2.09 AM Thursday, 2 May 2024
  • City Fajr Shuruq Duhr Asr Magrib Isha
  • Dubai 04:19 05:39 12:19 15:45 18:53 20:13
02 May 2024

US 'spies' on trial in Iran

Published
By AFP

The much-delayed trial of three young Americans accused of spying against Iran opened on Sunday, more than 18 months after they were arrested on the unmarked border with Iraq while on a hiking trip.

The prosecution of Sarah Shourd, Shane Bauer and Josh Fattal comes at a time when anti-American rhetoric is at fever pitch in Iran as it marks the anniversary of its 1979 Islamic revolution on February 11.

Sources close to the lawyer of the trio said the trial, held in a closed session, had commenced.

Swiss ambassador Livia Leu Agosti -- whose mission represents US interests in Iran -- was barred from attending, sources close to the proceedings said.

Iran has dismissed repeated pleas from the United States for the release of Bauer and Fattal after it allowed Shourd to return home on bail of around 500,000 dollars last September after more than a year in detention.

She is likely being tried in absentia.

Shourd, her fiance Bauer with whom she got engaged in an Iranian prison, and fellow hiker Fattal say they innocently strayed into Iran from across the unmarked border with northern Iraq when they were detained on July 31, 2009 by Iranian authorities.

Iran has accused them of "spying and illegally entering the country."

On Saturday, their Iranian lawyer Masoud Shafii denied the charges against them and said he would press for their "innocence" and immediate release.

He said he had been denied access to Bauer and Fattal, who are in custody, when he was building his defence.

"I should have met with Shane and Josh to prepare the defence, but I was not allowed," Shafii told AFP on Saturday.

"I have studied the case in full detail.

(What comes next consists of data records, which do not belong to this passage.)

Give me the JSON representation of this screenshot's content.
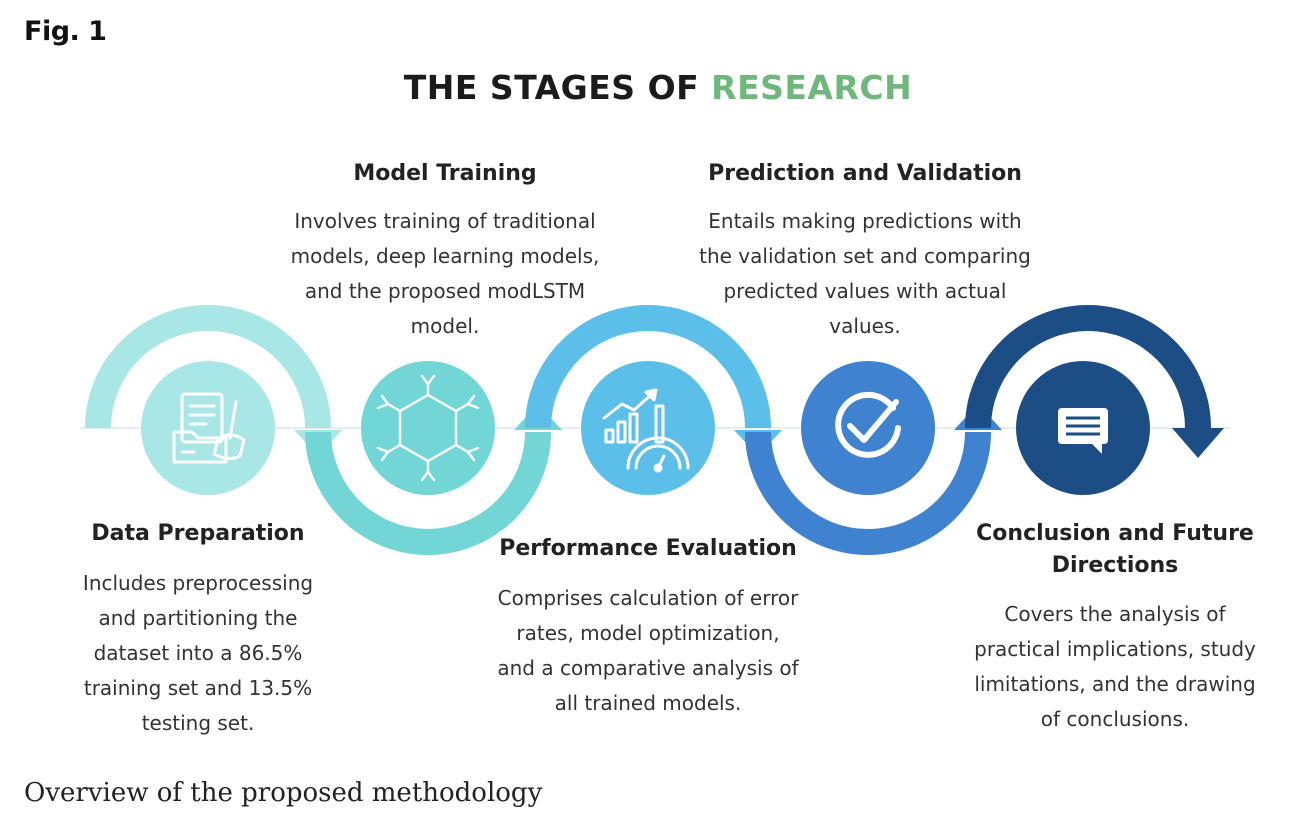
{
  "figure": {
    "label": "Fig. 1",
    "title_main": "THE STAGES OF ",
    "title_accent": "RESEARCH",
    "caption": "Overview of the proposed methodology"
  },
  "colors": {
    "stage1": "#a9e6e6",
    "stage2": "#72d6d6",
    "stage3": "#5bbfe9",
    "stage4": "#3f82cf",
    "stage5": "#1d4d85",
    "accent": "#6fb77d"
  },
  "stages": [
    {
      "heading": "Data Preparation",
      "lines": [
        "Includes preprocessing",
        "and partitioning the",
        "dataset into a 86.5%",
        "training set and 13.5%",
        "testing set."
      ],
      "icon": "document-folder-broom-icon"
    },
    {
      "heading": "Model Training",
      "lines": [
        "Involves training of traditional",
        "models, deep learning models,",
        "and the proposed modLSTM",
        "model."
      ],
      "icon": "neural-hexagon-icon"
    },
    {
      "heading": "Performance Evaluation",
      "lines": [
        "Comprises calculation of error",
        "rates, model optimization,",
        "and a comparative analysis of",
        "all trained models."
      ],
      "icon": "chart-gauge-icon"
    },
    {
      "heading": "Prediction and Validation",
      "lines": [
        "Entails making predictions with",
        "the validation set and comparing",
        "predicted values with actual",
        "values."
      ],
      "icon": "checkmark-circle-icon"
    },
    {
      "heading_lines": [
        "Conclusion and Future",
        "Directions"
      ],
      "lines": [
        "Covers the analysis of",
        "practical implications, study",
        "limitations, and the drawing",
        "of conclusions."
      ],
      "icon": "speech-bubble-icon"
    }
  ]
}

The question of spying is irrelevant. There is just the question of illegal entry, which even if it has happened has been inadvertent as the border was unmarked," Shafii said.

"They are not at all at fault," he said, adding that illegal entry is punishable by a maximum three-year jail term which can also be commuted to a fine under the Iranian penal code.

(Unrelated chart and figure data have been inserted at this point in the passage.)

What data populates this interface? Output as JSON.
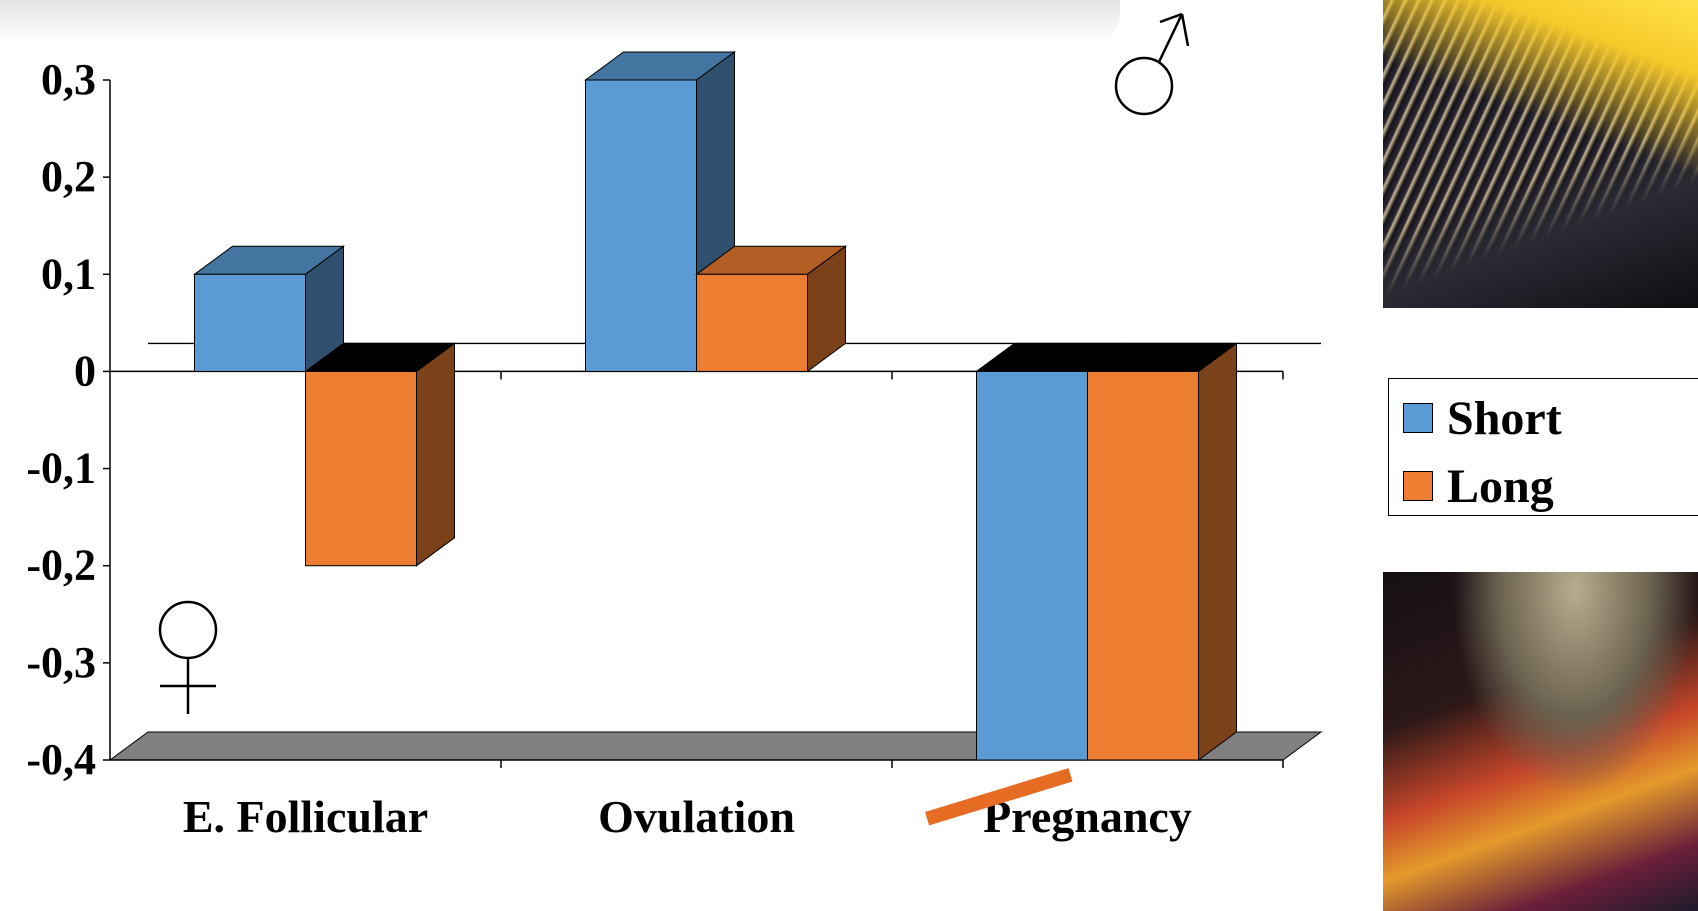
{
  "chart_data": {
    "type": "bar",
    "style": "3d",
    "categories": [
      "E. Follicular",
      "Ovulation",
      "Pregnancy"
    ],
    "series": [
      {
        "name": "Short",
        "values": [
          0.1,
          0.3,
          -0.4
        ],
        "color": "#5b9bd5"
      },
      {
        "name": "Long",
        "values": [
          -0.2,
          0.1,
          -0.4
        ],
        "color": "#ed7d31"
      }
    ],
    "ylim": [
      -0.4,
      0.3
    ],
    "yticks": [
      {
        "value": 0.3,
        "label": "0,3"
      },
      {
        "value": 0.2,
        "label": "0,2"
      },
      {
        "value": 0.1,
        "label": "0,1"
      },
      {
        "value": 0,
        "label": "0"
      },
      {
        "value": -0.1,
        "label": "-0,1"
      },
      {
        "value": -0.2,
        "label": "-0,2"
      },
      {
        "value": -0.3,
        "label": "-0,3"
      },
      {
        "value": -0.4,
        "label": "-0,4"
      }
    ],
    "legend_position": "right",
    "floor_color": "#808080",
    "grid": false
  },
  "symbols": {
    "male": "♂",
    "female": "♀"
  },
  "legend": [
    {
      "label": "Short",
      "color": "#5b9bd5"
    },
    {
      "label": "Long",
      "color": "#ed7d31"
    }
  ],
  "photos": {
    "top": "crystal-micrograph-icon",
    "bottom": "crystal-micrograph-icon"
  }
}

Shafii indicated that Shourd was unlikely to appear in court.

"All the signs indicate that she will not be there. She has prepared a statement which has been delivered to me through the Swiss embassy," he said.

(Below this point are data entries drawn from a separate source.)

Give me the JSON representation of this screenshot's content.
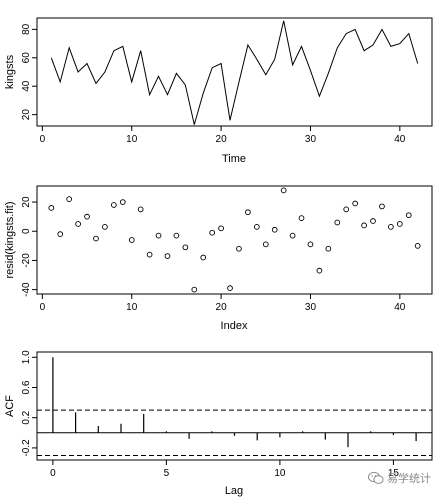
{
  "chart_data": [
    {
      "type": "line",
      "xlabel": "Time",
      "ylabel": "kingsts",
      "xlim": [
        -0.6,
        43.6
      ],
      "ylim": [
        12,
        88
      ],
      "xticks": [
        "0",
        "10",
        "20",
        "30",
        "40"
      ],
      "yticks": [
        "20",
        "40",
        "60",
        "80"
      ],
      "x": [
        1,
        2,
        3,
        4,
        5,
        6,
        7,
        8,
        9,
        10,
        11,
        12,
        13,
        14,
        15,
        16,
        17,
        18,
        19,
        20,
        21,
        22,
        23,
        24,
        25,
        26,
        27,
        28,
        29,
        30,
        31,
        32,
        33,
        34,
        35,
        36,
        37,
        38,
        39,
        40,
        41,
        42
      ],
      "series": [
        {
          "values": [
            60,
            43,
            67,
            50,
            56,
            42,
            50,
            65,
            68,
            43,
            65,
            34,
            47,
            34,
            49,
            41,
            13,
            35,
            53,
            56,
            16,
            43,
            69,
            59,
            48,
            59,
            86,
            55,
            68,
            51,
            33,
            49,
            67,
            77,
            80,
            65,
            69,
            80,
            68,
            70,
            77,
            56
          ]
        }
      ]
    },
    {
      "type": "scatter",
      "xlabel": "Index",
      "ylabel": "resid(kingsts.fit)",
      "xlim": [
        -0.6,
        43.6
      ],
      "ylim": [
        -43,
        31
      ],
      "xticks": [
        "0",
        "10",
        "20",
        "30",
        "40"
      ],
      "yticks": [
        "-40",
        "-20",
        "0",
        "20"
      ],
      "x": [
        1,
        2,
        3,
        4,
        5,
        6,
        7,
        8,
        9,
        10,
        11,
        12,
        13,
        14,
        15,
        16,
        17,
        18,
        19,
        20,
        21,
        22,
        23,
        24,
        25,
        26,
        27,
        28,
        29,
        30,
        31,
        32,
        33,
        34,
        35,
        36,
        37,
        38,
        39,
        40,
        41,
        42
      ],
      "series": [
        {
          "values": [
            16,
            -2,
            22,
            5,
            10,
            -5,
            3,
            18,
            20,
            -6,
            15,
            -16,
            -3,
            -17,
            -3,
            -11,
            -40,
            -18,
            -1,
            2,
            -39,
            -12,
            13,
            3,
            -9,
            1,
            28,
            -3,
            9,
            -9,
            -27,
            -12,
            6,
            15,
            19,
            4,
            7,
            17,
            3,
            5,
            11,
            -10
          ]
        }
      ]
    },
    {
      "type": "bar",
      "xlabel": "Lag",
      "ylabel": "ACF",
      "xlim": [
        -0.7,
        16.7
      ],
      "ylim": [
        -0.36,
        1.07
      ],
      "xticks": [
        "0",
        "5",
        "10",
        "15"
      ],
      "yticks": [
        "-0.2",
        "0.2",
        "0.6",
        "1.0"
      ],
      "categories": [
        0,
        1,
        2,
        3,
        4,
        5,
        6,
        7,
        8,
        9,
        10,
        11,
        12,
        13,
        14,
        15,
        16
      ],
      "values": [
        1.0,
        0.27,
        0.09,
        0.12,
        0.25,
        0.02,
        -0.08,
        0.02,
        -0.04,
        -0.1,
        -0.06,
        0.02,
        -0.09,
        -0.19,
        0.02,
        -0.03,
        -0.11
      ],
      "ci": 0.3
    }
  ],
  "watermark": {
    "text": "易学统计"
  }
}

Shourd, a teacher, writer and women's rights activist, grew up in Los Angeles and later moved to Damascus where she met Bauer and reportedly worked on a project to help Iraqi students attend US colleges.

Bauer is a fluent Arabic-speaking freelance journalist who met Shourd while organising anti-US demonstrations in Syria aimed at criticising the war in Iraq.

Fattal, who grew up in Pennsylvania, is an environmentalist and teacher and had travelled to Damascus in 2009 where he met Shourd and Bauer.

The trial, initially set for November 6 but later postponed to Sunday, coincides with heightening animosity between Washington and Tehran over Iran's nuclear drive, a dispute punctuated by UN sanctions and strident remarks from hardline President Mahmud Ahmadinejad.

Washington has repeatedly called for the trio's release.

Soon after the release of Shourd, US Secretary of State Hillary Clinton said that holding the other two and prosecuting them was baseless.

"We do not believe that there is any basis whatsoever for them to be put on trial and we regret that they and their families are being subjected to a criminal system that we do not think in any way reflects their actions," she said.

"So it's our continuing request to the Iranian government that, just as they released the young woman, that they release these two young men."

The trial is being presided by Judge Abolqasem Salavati who has overseen a string of prosecutions involving people charged with anti-Iran activities, particularly those connected with huge street protests after the disputed June 2009 presidential election.

He also presided over the trial of French academic Clotilde Reiss, who was arrested during the election unrest and later freed after paying a fine of around 285,000 dollars.

In a separate case, Iran is holding two German journalists accused of spying after they were arrested while interviewing the son of a woman condemned to death by stoning for adultery under the country's Islamic laws.